# Extract mid-term features
Extract the mid term features from the training files. We use the function `directory_feature_extraction` from `pyAudioAnalysis`.

## Load modules and files

In [None]:
from pyAudioAnalysis import ShortTermFeatures as aF
from pyAudioAnalysis import audioBasicIO as aIO 
from pyAudioAnalysis import MidTermFeatures as mF
import numpy as np 
import plotly.graph_objs as go 
import plotly
import IPython

import pandas as pd

import os, shutil
import time

import matplotlib.pyplot as plt

import random

In [None]:
# Get list of all file names in ../Data/Train
files = os.listdir('../Data/Train')

# Training files
### Extract features

In [None]:
#Extract the averaged mid_features for all WAV files in the directory ..Data/Train. 
# Arguments: filename (str), 
#            mid_window (s), 
#            mid_step (s), 
#            short_window (s), 
#            short_step (s), 
#            compute_beat (Bool)
# Returns: features, file_list, mid_feature_names 
features_train, file_list, mid_feature_names = mF.directory_feature_extraction('../Data/Train', mid_window=0.5, mid_step = 0.1, 
                                                 short_window = .05, short_step = .025,
                                                  compute_beat=False)

In [None]:
type(features_train)
features_train.shape

### Create a dataframe
Create a dataframe with the features obtained above. We also add identifying information from the file names.

In [None]:
# Create a data frame.

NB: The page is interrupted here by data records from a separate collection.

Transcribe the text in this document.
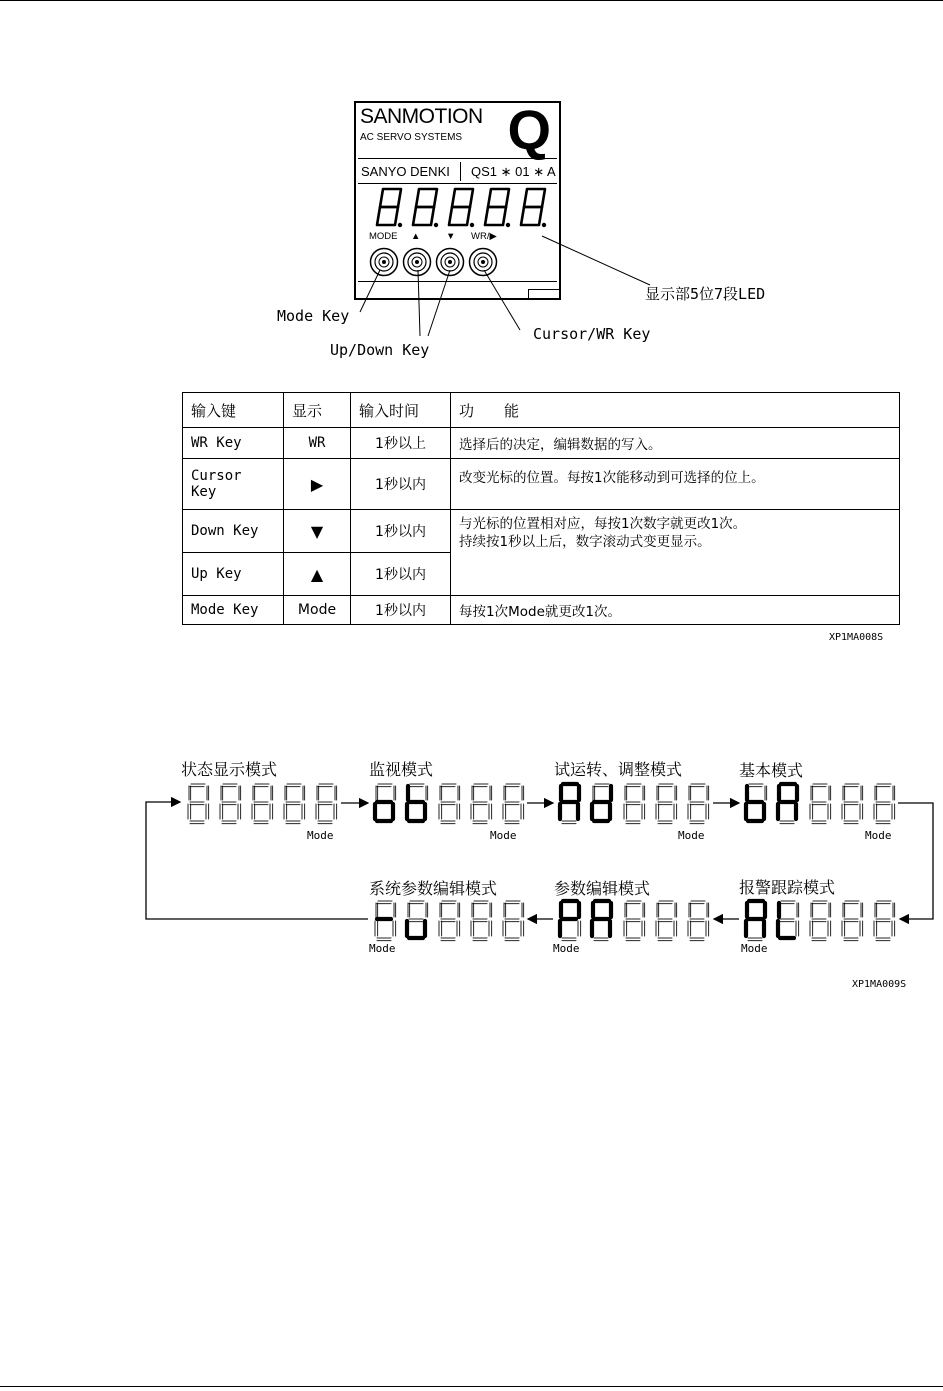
SANMOTION
AC SERVO SYSTEMS Q
SANYO DENKI	QS1 ∗ 01 ∗ A
MODE ▲	▼ WR/▶
显示部5位7段LED
Mode Key
Up/Down Key
Cursor/WR Key
输入键	显示	输入时间	功　　能
WR Key	WR	1秒以上	选择后的决定，编辑数据的写入。
Cursor Key	▶	1秒以内	改变光标的位置。每按1次能移动到可选择的位上。
Down Key	▼	1秒以内	与光标的位置相对应，每按1次数字就更改1次。
持续按1秒以上后，数字滚动式变更显示。
Up Key	▲	1秒以内	
Mode Key	Mode	1秒以内	每按1次Mode就更改1次。
XP1MA008S
状态显示模式	监视模式	试运转、调整模式	基本模式
报警跟踪模式
参数编辑模式
系统参数编辑模式
Mode	Mode	Mode	Mode
Mode
Mode
Mode
XP1MA009S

Among the columns should be: name of file, mid feature values, classification, actor id
# Create a list of file names, with just actorID, emotion, and intensity:
nice_names = []
for name in files:
    stripped_name = name.lstrip('../../SampleAudio')
    stripped_name = stripped_name.strip('.wav')
    nice_names.append(stripped_name)

# Create new columns for Actor ID, emotion, and sentence
actor_ids = []
emotion = []
sentence = []

for name in nice_names:
    name_list = name.split('_')
    actor_ids.append(name_list[0])
    sentence.append(name_list[1])
    emotion.append(name_list[2])

# Create a dict with keys the column names of the data frame    
train_dict = {}
train_dict['FileID'] = nice_names
train_dict['ActorID'] = actor_ids
train_dict['Emotion'] = emotion
train_dict['SentenceID'] = sentence

# add columns for the mid features to the data frame. 
for i in range(len(mid_feature_names)):
    train_dict[mid_feature_names[i]] = features_train[:, i]


In [None]:
data_train = pd.DataFrame(train_dict)
data_train.head()

### Visualize the data frame

In [None]:
data_train.info()

In [None]:
data_train.Emotion.value_counts()

In [None]:
data_train.SentenceID.value_counts()

In [None]:
data_train.actorID.value_counts()

In [None]:
# Save the dataframe to a csv file
data_train.to_csv('../Feature Extraction/midFeaturesTrainSet.csv', index=False)

# Test files
### Extract features

In [None]:
#Extract the averaged mid_features for all WAV files in the directory AudioWav. 
# Arguments: filename (str), 
#            mid_window (s), 
#            mid_step (s), 
#            short_window (s), 
#            short_step (s), 
#            compute_beat (Bool)
# Returns: features, file_list, mid_feature_names 
features_test, file_list, mid_feature_names = mF.directory_feature_extraction('../Data/Test', mid_window=0.5, mid_step = 0.1, 
                                                 short_window = .05, short_step = .025,
                                                  compute_beat=False)

In [None]:
type(features)
features.shape

### Create a dataframe
Create a dataframe with the features obtained above. We also add identifying information from the file names.

In [None]:
# Create a data frame. Among the columns should be: name of file, mid feature values, classification, actor id
# Create a list of file names, with just actorID, emotion, and intensity:
nice_names = []
for name in files:
    stripped_name = name.lstrip('../../SampleAudio')
    stripped_name = stripped_name.strip('.wav')
    nice_names.append(stripped_name)

# Create new columns for Actor ID, emotion, and sentence
actor_ids = []
emotion = []
sentence = []
for name in nice_names:
    name_list = name.split('_')
    actor_ids.append(name_list[0])
    sentence.append(name_list[1])
    emotion.append(name_list[2])

# Create a dict with keys the column names of the data frame    
test_dict = {}
test_dict['FileID'] = nice_names
test_dict['ActorID'] = actor_ids
test_dict['Emotion'] = emotion
test_dict['SentenceID'] = sentence

# add columns for the mid features to the data frame. 
for i in range(len(mid_feature_names)):
    test_dict[mid_feature_names[i]] = features_test[:, i]


In [None]:
data_test = pd.DataFrame(test_dict)
data_test.head()

### Visualize the data frame

In [None]:
data_test.info()

In [None]:
data_test.Emotion.value_counts()

In [None]:
data_test.SentenceID.value_counts()

In [None]:
data_test.actorID.value_counts()

In [None]:
# Save the dataframe to a csv file
data_test.to_csv('../Feature Extraction/midFeaturesTestSet.csv', index=False)